If you try to take the "human" out of these "human resources", you get the Google Interview Process, with its detached, anonymous, and dispassionate panels of interviewers-in-lab-coats, and what results is this: Why I Don't Talk to Google Recruiters
I wanted to be interviewed by the person who really needed me: my future boss. That person will understand my profile and won't ask pointless questions about algorithms, simply because he or she will know what my duties will be and what kind of problems I will be capable of solving, if they hired me.
This issue goes both ways: not only is it critical for your company that you involve the people who will be your co-workers in the selection process, it's critical for the interviewee, as well. Why is that? Well, the one question that absolutely MUST be answered during the interview process, and which the Google process goes to extreme lengths to AVOID answering, is this:
Who are these people who I would be working with? Are they good people, or are they jerks? Can I communicate with them? Do they drive me crazy? Can I envision spending hours and days and weeks and months and years of my life sitting in meeting rooms with them, talking about anything and everything?
You can include this in your interview process, and yet still be very rigorous and keep very high standards. For example, at my new job, the interview process was long and involved and highly-structured; it included a multi-hour programming test, as well as several days of lengthy in-person and remote interviews with various different team members. I talked with my manager, my manager's manager, various team leads of related teams, as well as nearly every member of the team I actually joined. We spent hours sitting in conference rooms together, discussing arcane details of software engineering, alternating back-and-forth between them grilling me and me grilling them.
But there were two very important differences between this approach, and the Google approach, and these two differences were actually quite closely related:
- Firstly, everybody I talked with (save a few corporate administrative staff) was directly involved with the team I was being considered for, and with the project I was a candidate to join.
That meant that they cared deeply about making sure that I was the "right" person for that role, and, conversely, I cared deeply about making sure that they were the "right" people for me to work with.
- Secondly, it turns out that my new company has an fundamental rule that actually outranks the criteria of selecting for technical excellence and software aptitude.
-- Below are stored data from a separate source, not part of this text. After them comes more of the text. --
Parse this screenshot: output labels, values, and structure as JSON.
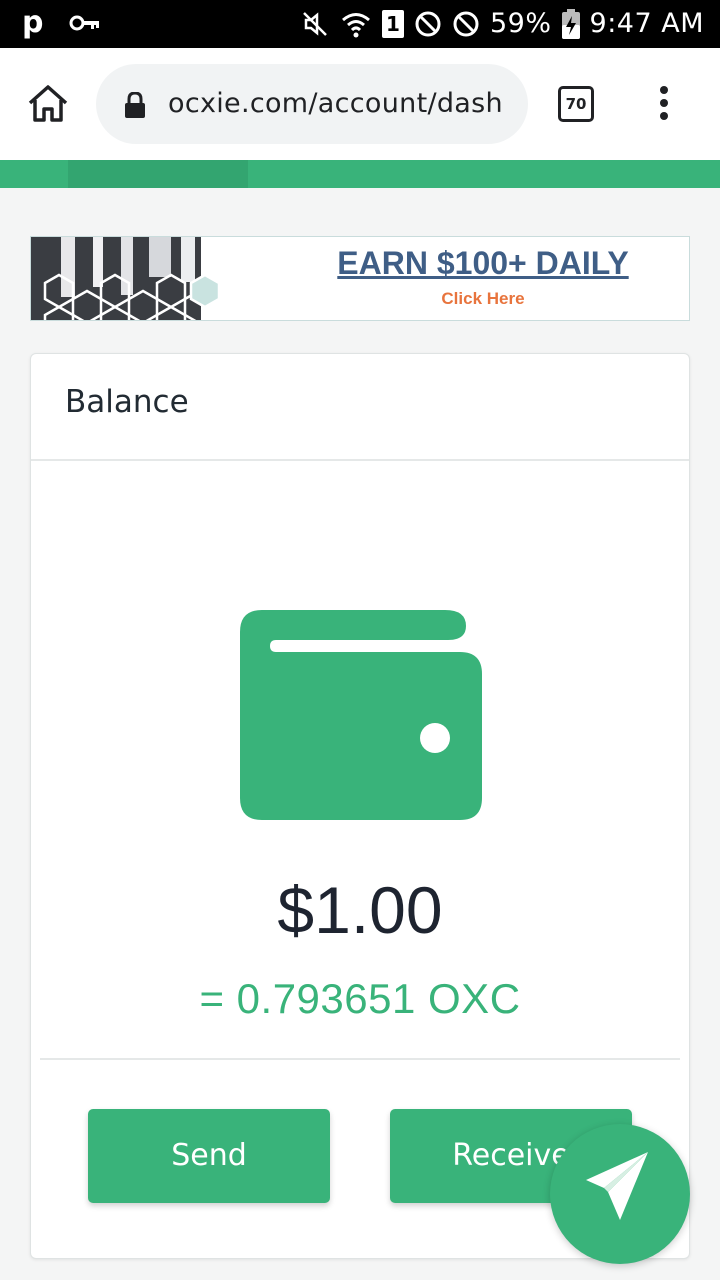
{
  "status_bar": {
    "app_letter": "p",
    "sim_slot": "1",
    "battery": "59%",
    "time": "9:47 AM",
    "icons": [
      "pinterest-icon",
      "key-icon",
      "mute-icon",
      "wifi-icon",
      "sim-icon",
      "block-icon",
      "block-icon",
      "battery-charging-icon"
    ]
  },
  "browser": {
    "url": "ocxie.com/account/dash",
    "tab_count": "70",
    "icons": [
      "home-icon",
      "lock-icon",
      "tabs-icon",
      "overflow-menu-icon"
    ]
  },
  "banner": {
    "headline": "EARN $100+ DAILY",
    "cta": "Click Here"
  },
  "balance_card": {
    "title": "Balance",
    "amount": "$1.00",
    "crypto_equivalent": "= 0.793651 OXC",
    "send_label": "Send",
    "receive_label": "Receive",
    "icon": "wallet-icon"
  },
  "fab": {
    "icon": "telegram-icon"
  },
  "colors": {
    "accent": "#39b37a",
    "text_dark": "#1e2430",
    "banner_headline": "#3f5e86",
    "banner_cta": "#e8743d"
  }
}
Their number one hiring criterion is: "no bad apples" (well, internally they use a rather coarser term, but the idea is the same).
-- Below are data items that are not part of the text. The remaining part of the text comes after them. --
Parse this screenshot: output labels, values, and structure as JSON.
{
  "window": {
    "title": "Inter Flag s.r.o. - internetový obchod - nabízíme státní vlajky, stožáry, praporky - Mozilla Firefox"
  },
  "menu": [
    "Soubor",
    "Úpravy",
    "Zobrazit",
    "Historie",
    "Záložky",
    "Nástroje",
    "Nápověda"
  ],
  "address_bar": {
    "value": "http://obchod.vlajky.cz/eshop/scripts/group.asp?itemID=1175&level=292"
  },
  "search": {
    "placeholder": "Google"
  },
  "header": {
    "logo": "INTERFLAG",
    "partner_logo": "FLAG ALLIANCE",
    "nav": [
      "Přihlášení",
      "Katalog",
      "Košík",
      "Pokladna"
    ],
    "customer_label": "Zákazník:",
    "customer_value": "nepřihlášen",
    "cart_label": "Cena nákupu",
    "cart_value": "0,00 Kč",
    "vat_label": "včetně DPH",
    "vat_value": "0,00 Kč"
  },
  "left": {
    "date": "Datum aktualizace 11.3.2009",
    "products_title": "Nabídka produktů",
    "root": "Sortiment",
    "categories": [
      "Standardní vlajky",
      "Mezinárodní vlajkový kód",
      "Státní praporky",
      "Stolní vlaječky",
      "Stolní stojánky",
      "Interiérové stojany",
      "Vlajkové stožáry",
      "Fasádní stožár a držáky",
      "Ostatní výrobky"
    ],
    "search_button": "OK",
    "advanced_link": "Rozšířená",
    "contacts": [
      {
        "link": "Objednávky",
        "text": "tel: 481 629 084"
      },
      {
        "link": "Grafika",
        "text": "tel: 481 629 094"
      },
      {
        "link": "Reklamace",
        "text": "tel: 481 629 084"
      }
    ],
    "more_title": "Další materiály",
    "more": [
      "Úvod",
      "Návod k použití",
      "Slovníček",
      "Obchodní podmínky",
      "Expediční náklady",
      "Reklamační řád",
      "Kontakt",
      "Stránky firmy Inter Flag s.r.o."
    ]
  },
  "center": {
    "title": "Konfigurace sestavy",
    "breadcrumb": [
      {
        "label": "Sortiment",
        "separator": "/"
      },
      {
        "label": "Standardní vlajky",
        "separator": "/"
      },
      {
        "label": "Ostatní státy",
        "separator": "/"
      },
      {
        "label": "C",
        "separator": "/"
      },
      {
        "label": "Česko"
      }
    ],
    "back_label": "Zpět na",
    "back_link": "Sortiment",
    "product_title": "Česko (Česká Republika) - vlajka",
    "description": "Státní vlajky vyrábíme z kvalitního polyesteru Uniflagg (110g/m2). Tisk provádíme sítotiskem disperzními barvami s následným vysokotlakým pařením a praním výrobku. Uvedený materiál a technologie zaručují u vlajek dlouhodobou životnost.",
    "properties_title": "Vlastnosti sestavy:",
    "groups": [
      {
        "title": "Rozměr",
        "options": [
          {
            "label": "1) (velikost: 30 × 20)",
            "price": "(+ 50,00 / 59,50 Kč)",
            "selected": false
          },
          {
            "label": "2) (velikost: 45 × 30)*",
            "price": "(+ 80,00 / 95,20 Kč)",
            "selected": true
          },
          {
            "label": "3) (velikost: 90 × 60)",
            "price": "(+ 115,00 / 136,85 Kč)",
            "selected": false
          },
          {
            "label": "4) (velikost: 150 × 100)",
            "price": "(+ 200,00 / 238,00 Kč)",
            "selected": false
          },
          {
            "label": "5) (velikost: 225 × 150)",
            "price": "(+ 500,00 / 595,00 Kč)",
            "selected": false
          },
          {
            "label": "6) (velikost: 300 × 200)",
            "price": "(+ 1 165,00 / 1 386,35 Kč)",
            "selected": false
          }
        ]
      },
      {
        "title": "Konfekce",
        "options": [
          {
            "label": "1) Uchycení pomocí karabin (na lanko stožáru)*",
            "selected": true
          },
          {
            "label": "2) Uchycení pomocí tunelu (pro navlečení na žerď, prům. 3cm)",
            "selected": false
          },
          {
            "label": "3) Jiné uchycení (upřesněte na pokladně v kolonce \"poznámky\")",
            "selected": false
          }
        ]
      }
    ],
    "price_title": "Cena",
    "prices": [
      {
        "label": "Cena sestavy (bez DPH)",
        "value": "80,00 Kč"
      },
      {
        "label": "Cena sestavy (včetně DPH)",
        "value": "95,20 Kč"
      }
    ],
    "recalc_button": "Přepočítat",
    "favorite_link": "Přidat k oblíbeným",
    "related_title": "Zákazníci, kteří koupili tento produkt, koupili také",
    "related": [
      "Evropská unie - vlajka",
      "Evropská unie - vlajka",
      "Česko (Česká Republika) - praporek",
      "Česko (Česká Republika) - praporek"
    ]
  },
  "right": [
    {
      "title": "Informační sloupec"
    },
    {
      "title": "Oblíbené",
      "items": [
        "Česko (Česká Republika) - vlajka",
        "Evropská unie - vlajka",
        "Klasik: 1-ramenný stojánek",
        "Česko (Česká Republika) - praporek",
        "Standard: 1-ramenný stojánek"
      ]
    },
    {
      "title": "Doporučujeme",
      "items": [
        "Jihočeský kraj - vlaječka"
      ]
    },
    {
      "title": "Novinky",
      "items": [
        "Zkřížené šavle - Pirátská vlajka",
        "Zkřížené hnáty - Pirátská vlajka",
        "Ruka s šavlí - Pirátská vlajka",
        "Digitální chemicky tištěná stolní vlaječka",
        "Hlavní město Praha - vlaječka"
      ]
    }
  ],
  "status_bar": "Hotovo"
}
That is, you want the best employees, but "best" is a complicated thing.
And, clearly, the high tech industry as a whole is not getting it right.
Hi Bryan! My friend Andrew linked to this great post as an example of "how to do it right" in comparison to the recent article making the rounds about silly whiteboarding interview techniques (https://theoutline.com/post/1166/programmers-are-confessing-their-coding-sins-to-protest-a-broken-job-interview-process). Your point about hiring "no bad apples" got me thinking about selecting for diversity, in all its obvious and non-obvious expressions. I suppose one concern about the "no bad apples" rule is that you create selection bias for people with similar personalities, and this may create blind spots that create risk. As you put it, you want the best employees, but "best" is a complicated thing. So is diversity. Here's a short post I wrote on that topic, and would love to get your thoughts. https://www.linkedin.com/pulse/non-obvious-diversity-david-rowley
ReplyDeleteI worked for a government agency that hired scientists and engineers right out of college. Most of the hiring criteria involved the applicant's college record, although there were interviews by other scientists and engineers, not the ones with whom the candidate might be working. After hiring, the new employee jumped around four times in a year, then settled down. Those who did not land with a compatible team, as well as those who didn't really like the environment in a remote location, left after a year or so. It was remarkably inefficient, wasted the government's money, and did not weed out bad apples, who were then enormously hard to fire.